Sie sollte recht behalten. Kyjiw ist nicht beschossen worden. Russland war vorab über den Biden-Besuch informiert worden, erklärte US-Sicherheitsberater Jake Sullivan.

Gemeinsam mit Präsident Wolodimir Selenski hatte Joe Biden bei seinem Besuch der ukrainischen Gefallenen gedacht und neue Sanktionen gegen Russland angekündigt. Gleichzeitig sagte er Unterstützung in Höhe von einer weiteren halben Milliarde Dollar zu. Auch Granaten für Haubitzen, Panzerabwehrraketen, Luftüber­wachungsradare und andere Militärausrüstung seien in dieser Zusage enthalten. Die USA haben bislang Hilfe von mehr als 50 Milliarden Dollar geleistet.

Dieser Tage fragt man sich in der Ukraine nur eins: Wie wird der 24. Februar, der Jahrestag des russischen Angriffs auf die Ukraine, ablaufen? Da wird wohl nichts Gutes kommen, meinen viele in Kiew.

Noch größer ist die Angst im Osten des Landes. „Sie nehmen wieder zu, die Luftangriffe auf Charkiw“, berichtet die Menschenrechtlerin und Juristin Tamila Bespala der taz am Telefon. „Wir fürchten uns vor dem Freitag.“

Aber auch nach dem 24. Februar wird keine Ruhe einkehren in dem Land.

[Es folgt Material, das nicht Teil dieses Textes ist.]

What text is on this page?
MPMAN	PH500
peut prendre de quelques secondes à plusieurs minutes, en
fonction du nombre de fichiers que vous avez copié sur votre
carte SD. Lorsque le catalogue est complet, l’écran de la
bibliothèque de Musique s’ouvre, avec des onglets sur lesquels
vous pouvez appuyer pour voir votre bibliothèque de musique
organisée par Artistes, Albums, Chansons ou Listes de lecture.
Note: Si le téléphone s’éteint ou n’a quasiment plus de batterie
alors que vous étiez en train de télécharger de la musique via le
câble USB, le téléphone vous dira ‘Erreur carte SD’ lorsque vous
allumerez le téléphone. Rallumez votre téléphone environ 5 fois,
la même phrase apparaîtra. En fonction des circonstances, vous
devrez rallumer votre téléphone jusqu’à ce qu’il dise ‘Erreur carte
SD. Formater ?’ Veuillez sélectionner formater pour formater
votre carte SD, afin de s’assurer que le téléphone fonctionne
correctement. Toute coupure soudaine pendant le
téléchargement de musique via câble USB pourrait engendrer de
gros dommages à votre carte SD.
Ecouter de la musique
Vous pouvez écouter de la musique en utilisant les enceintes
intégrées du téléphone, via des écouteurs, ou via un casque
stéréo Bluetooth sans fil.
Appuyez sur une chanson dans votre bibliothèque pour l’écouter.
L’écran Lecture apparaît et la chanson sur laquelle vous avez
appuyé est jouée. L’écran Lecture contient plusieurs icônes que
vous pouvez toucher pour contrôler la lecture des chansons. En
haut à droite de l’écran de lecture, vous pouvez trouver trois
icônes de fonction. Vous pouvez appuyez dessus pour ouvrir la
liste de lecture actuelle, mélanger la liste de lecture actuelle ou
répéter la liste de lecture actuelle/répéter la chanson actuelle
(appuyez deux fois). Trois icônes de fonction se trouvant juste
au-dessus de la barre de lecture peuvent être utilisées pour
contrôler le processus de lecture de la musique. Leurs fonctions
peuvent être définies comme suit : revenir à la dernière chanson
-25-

Sowohl Russland wie auch die Ukraine haben eine Frühjahrsoffensive angekündigt.

Das Leben in der Hauptstadt geht seinen Gang, auch Strom gibt es mittlerweile seit einigen Tagen rund um die Uhr. Vierzig Minuten später fahren wieder Autos über diese Brücke. Die beiden Frauen haben weder Biden noch Selenski vorbeifahren sehen. US-Präsident Biden wird nun als Nächstes nach Polen weiterreisen.